RE your link.....I just spoke to a lady in the National comsumer agency who agreed with me and has forwarded it to the "commercial practices division" where it will be investigaged. Unfortunately they will not contact me with their decision.


----------



## landlord (28 Feb 2011)

Am i allowed to show the advert/hotel/website here just to see if I am mistaken?


----------



## horusd (28 Feb 2011)

landlord said:


> RE your link.....*I just spoke to a lady in the National comsumer agency who agreed with me and has forwarded it to the "commercial practices division" where it will be investigaged.* Unfortunately they will not contact me with their decision.


 
Nice one landlord. That kind of advertisement would really bug me too.


----------



## PetrolHead (1 Mar 2011)

landlord said:


> Am i allowed to show the advert/hotel/website here just to see if I am mistaken?
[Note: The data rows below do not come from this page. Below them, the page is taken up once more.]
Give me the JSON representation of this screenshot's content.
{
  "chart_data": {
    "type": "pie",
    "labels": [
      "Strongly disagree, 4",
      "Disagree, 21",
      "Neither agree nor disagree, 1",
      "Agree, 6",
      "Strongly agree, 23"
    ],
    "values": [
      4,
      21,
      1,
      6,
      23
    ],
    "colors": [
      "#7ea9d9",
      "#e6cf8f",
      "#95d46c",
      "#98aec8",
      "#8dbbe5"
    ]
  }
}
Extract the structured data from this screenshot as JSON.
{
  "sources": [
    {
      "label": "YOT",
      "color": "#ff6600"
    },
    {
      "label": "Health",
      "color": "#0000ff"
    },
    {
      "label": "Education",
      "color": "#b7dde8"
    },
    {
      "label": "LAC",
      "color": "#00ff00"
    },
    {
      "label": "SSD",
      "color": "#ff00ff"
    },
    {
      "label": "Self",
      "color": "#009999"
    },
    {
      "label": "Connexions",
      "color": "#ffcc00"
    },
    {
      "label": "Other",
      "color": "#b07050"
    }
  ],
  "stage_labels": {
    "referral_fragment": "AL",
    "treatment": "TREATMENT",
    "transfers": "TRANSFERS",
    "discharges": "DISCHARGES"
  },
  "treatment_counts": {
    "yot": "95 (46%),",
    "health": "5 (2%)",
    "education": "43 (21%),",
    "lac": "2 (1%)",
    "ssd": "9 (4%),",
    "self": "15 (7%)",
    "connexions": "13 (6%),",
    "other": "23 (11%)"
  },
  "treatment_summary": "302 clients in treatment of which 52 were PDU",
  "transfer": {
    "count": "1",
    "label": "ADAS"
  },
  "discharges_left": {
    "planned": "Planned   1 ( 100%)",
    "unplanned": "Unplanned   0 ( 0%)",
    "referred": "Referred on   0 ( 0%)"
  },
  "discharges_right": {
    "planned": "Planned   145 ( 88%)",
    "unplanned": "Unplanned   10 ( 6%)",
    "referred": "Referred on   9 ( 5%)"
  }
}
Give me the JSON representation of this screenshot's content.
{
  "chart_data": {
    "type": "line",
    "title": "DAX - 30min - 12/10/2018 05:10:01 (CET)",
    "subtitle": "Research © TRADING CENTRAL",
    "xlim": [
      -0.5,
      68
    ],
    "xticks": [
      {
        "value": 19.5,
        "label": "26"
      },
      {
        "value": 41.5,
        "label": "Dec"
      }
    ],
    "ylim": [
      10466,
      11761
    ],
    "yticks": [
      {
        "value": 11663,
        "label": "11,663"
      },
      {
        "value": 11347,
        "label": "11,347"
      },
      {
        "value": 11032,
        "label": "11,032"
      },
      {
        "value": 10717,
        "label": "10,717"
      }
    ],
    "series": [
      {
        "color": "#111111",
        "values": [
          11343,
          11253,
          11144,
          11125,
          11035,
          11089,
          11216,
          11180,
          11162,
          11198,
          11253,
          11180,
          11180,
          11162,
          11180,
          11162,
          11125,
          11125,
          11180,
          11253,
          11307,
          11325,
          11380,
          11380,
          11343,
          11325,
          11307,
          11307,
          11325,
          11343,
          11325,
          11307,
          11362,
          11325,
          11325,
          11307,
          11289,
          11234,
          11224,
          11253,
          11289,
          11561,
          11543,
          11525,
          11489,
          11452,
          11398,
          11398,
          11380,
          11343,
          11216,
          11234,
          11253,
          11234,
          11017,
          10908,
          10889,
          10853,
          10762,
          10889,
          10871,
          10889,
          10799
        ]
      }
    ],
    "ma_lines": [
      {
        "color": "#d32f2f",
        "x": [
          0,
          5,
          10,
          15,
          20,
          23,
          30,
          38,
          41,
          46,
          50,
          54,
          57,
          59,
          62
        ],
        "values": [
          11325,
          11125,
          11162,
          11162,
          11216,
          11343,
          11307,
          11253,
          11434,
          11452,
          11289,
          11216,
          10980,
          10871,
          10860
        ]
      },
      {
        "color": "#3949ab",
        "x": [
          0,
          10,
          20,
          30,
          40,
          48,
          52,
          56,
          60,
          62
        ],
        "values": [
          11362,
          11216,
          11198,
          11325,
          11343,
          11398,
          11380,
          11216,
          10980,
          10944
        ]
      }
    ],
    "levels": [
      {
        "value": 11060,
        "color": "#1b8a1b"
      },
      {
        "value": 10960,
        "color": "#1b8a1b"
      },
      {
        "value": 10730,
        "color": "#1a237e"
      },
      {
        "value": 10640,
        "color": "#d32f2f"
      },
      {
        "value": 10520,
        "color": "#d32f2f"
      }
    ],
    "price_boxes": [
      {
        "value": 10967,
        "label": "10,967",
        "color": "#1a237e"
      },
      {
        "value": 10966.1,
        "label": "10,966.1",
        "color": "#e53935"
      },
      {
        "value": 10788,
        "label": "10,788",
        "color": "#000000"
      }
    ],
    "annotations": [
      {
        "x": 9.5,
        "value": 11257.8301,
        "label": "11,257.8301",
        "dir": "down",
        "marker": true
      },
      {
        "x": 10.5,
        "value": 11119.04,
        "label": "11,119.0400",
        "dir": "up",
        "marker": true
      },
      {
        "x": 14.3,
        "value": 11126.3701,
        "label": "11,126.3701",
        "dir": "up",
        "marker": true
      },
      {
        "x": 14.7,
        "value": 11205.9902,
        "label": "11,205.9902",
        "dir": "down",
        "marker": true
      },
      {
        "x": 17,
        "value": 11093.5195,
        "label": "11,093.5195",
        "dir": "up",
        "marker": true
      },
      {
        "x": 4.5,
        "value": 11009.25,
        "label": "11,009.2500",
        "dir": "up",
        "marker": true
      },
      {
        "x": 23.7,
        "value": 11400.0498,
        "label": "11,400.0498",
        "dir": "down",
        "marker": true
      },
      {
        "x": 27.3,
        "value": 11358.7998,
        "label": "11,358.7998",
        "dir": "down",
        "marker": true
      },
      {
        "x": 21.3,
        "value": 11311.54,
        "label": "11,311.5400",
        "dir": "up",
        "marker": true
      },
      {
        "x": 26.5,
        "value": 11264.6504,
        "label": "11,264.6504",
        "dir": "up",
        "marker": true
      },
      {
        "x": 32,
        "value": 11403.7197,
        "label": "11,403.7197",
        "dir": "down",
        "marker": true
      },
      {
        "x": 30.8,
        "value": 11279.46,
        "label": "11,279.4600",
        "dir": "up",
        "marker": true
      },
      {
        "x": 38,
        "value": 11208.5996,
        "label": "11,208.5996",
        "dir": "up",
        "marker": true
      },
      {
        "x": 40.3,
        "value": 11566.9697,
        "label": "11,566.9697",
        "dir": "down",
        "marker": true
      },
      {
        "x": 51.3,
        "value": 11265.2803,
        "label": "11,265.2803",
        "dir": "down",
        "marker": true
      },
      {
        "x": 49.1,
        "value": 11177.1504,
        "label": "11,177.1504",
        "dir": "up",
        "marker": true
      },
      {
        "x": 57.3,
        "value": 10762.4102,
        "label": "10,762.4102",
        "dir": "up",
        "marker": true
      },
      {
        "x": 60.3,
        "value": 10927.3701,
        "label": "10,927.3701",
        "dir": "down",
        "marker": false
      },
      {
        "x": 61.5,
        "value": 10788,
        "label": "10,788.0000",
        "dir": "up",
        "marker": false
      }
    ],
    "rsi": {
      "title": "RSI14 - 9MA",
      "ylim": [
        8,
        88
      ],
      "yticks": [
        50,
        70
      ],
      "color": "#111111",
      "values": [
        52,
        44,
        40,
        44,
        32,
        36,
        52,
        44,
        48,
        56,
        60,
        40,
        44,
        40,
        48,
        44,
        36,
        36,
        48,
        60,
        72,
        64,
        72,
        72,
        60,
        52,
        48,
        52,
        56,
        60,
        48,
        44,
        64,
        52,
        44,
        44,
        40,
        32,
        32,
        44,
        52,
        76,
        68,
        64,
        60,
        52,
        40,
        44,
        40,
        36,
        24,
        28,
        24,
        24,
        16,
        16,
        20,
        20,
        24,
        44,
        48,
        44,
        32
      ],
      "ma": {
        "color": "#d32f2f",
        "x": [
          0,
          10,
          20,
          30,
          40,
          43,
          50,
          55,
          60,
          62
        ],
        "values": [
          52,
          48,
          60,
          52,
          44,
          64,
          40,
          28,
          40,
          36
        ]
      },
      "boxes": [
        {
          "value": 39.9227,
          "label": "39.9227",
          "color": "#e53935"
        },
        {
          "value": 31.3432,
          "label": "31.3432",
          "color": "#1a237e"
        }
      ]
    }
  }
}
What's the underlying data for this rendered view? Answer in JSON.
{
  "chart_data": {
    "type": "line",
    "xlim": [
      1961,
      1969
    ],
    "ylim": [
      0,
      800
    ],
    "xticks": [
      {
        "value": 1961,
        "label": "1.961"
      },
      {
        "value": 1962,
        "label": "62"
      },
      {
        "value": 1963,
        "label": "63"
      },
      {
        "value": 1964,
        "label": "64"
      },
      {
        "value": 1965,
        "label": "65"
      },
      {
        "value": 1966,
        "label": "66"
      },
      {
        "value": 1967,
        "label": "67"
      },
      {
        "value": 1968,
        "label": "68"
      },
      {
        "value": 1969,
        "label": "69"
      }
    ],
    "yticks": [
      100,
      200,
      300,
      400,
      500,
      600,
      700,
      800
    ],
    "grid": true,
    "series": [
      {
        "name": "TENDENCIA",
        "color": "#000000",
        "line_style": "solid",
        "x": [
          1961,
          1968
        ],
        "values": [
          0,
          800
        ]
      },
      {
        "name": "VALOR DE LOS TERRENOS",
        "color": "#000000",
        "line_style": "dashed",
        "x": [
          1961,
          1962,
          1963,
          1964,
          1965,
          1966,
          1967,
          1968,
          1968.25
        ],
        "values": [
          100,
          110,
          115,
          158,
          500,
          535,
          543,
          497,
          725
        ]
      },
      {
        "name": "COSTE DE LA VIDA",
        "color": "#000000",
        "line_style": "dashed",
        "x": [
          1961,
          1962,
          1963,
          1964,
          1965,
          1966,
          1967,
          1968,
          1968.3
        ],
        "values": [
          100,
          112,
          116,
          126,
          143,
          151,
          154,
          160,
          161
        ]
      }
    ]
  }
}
I'd be interested to read through the website from a purely academic POV.


----------



## Mpsox (1 Mar 2011)

landlord said:


> RE your link.....I just spoke to a lady in the National comsumer agency who agreed with me and has forwarded it to the "commercial practices division" where it will be investigaged. Unfortunately they will not contact me with their decision.


 
Pity they won't ley you know, but you should contact the hotel and let them know you've done it as well, and see what their reaction will be


----------



## Brendan Burgess (1 Mar 2011)

landlord said:


> Am i allowed to show the advert/hotel/website here just to see if I am mistaken?



Yes.


----------



## foxylady (1 Mar 2011)

landlord said:


> I have a major gripe from an advertisment on a major Irish hotel's internet website.
> They quote " SPECIAL OFFERS, Description : one night bed and breakfast with evening meal. Prices from 100 euro per room".
> This means to me that at some time in the year you should be able to avail of this offer at that price. The price on their website all through the year is considerably higher than this and when the reservation manager phoned me back, she confirmed that they cant give me this offer at any time in the year, because prices from 100 Euro means that they will always be above 100 Euro.
> I asked her why not then advertise prices from 1 Euro per night per room and she didnt have an answer except that all the other hotels are advertising in this way. Is this true??? Can they get away with it? I would have thought that, "prices from 100 Euro" means they start at that price.
> Sure, I can vote with my feet and go elsewhere, but we were given vouchers for this particular hotel.


 

These type of ads really get my goat and personally they should not be allowed because in alotof cases the from price never exists - just look at all the car scrappage deals out there and holiday and flight ads. They never have the price advertised from as there are almost always some type of extras.


----------



## PetrolHead (1 Mar 2011)

foxylady said:


> These type of ads really get my goat and personally they should not be allowed because in alotof cases the from price never exists - just look at all the car scrappage deals out there and holiday and flight ads. They never have the price advertised from as there are almost always some type of extras.




Personally I have no issue with these type of ads so long as they stay on the right side of the law. I see it as a kind of game between the company and the consumer. That's why I'd be interested in seeing the hotel website discussed above. 

BTW - Mods, I understand you like to keep these fora tidy but 'Travel and Accommodation in Ireland' as opposed to Consumer Rights Issues? Really?


----------